I sometimes play in an amateur/training orchestra. Now, I've had a proper musical training but haven't been able to work since leaving college, due to illness. Most of the people there haven't had that training but they are probably able to do more practice than me. I find myself trying to prove my superiority by doing things like laughing a bit too loudly at the tutors' jokes. Like, I'm in with those guys, not the rest of you losers. Also, I am paying attention to the rehearsal like a pro while you amateurs are eating M&Ms and then putting sticky fingers on your violins. HAHAHAHA.

Justine said...

Wowie! The red-faced Kathy Bates' aggression vividly paints a picture. I know a couple of moms like this lady. I have been wanting to blog about them, but in some fit of narcissistic paranoia, I chicken out. My secret fear is they will somehow find out about my blog. And having grown up a southern Catholic, the gnome "If you don't have anything nice to say..." follows me like a tiny nun on my shoulder. But I digress.

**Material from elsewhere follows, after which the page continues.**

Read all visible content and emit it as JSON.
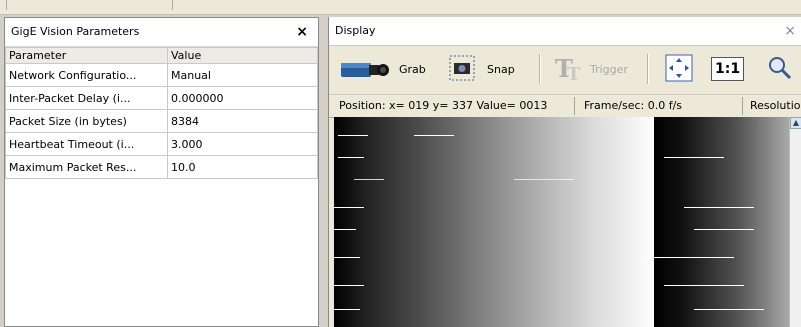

I agree with Noan that they are lonely/crazy and with you that they are unaware of their appearance to the outside world. And I'm going to blog about my ladies! It's bound to give me some relief, as I think I've used up my eye-roll/scoff quota. Thanks for the inspiration.

KathyS said...

Argh -- not having kids, I still know some of those folks who *have* to let you know how difficult everything is. The sad part? I think that, for the, everything truly IS difficult and DOES require red-faced effort. Pity the unhappy and, like Elizabeth, go get a coffee.

Kate said...

I do not know too many of these species, luckily. I do know a few who are living vicariously through the children and it can be overbearing and pathetic. Not to mention downright hostile at points. I try to stay away. That's my policy--avoid those people who suck the life out of you.

Beth said...

Wow, fantastic post AND great comments. As soon as I read Dancer's comment, I felt relieved because I was thinking the same thing. And then Amy. I don't know that I'm so much attention-seeking (maybe sometimes) but more often I get caught up in the busier than thou thing. You know when it happens the most? When I'm late for something, or forgot something, and I'm trying to make up excuses for my dumb ass. I think I know this kind of crazy-- the self-deluded kind-- and I am fairly certain it's not me. But I do sometimes catch myself being a douche and the worst part is that I can't do anything about it. It's like, it TAKES OVER. I agree with Amy, though, too-- as parents, and especially stay at home ones, so often our work is invisible, and I'm just like, "Dude, do you KNOW that I did a ton of shit today???"

laura said...

Wow, I must be the most facile, shallow person who reads your blog. People really took Validation Mom to an existential level and all I could think was: "Becky, this chick totally wants to date or possibly just make out with Karate guy."

Maybe I'm just watching too many ". . .Old Kristine" reruns while I iron or scrapbook?

I have a theory about people who rush around telling the world how crazy busy they are and "OhmygodIcantfititallinwhatamIgonnado???" They are possibly the loneliest, most insecure, and boring people on the planet. I bleed for these people, not because they are just so so so busy but because they are so so so insecure.

Christian said...

Huh. I foresee initiating unprompted and unnecessary communication with my future children's future coaches and teachers ONLY to hand them envelopes full of cash at the holidays, just like my mother.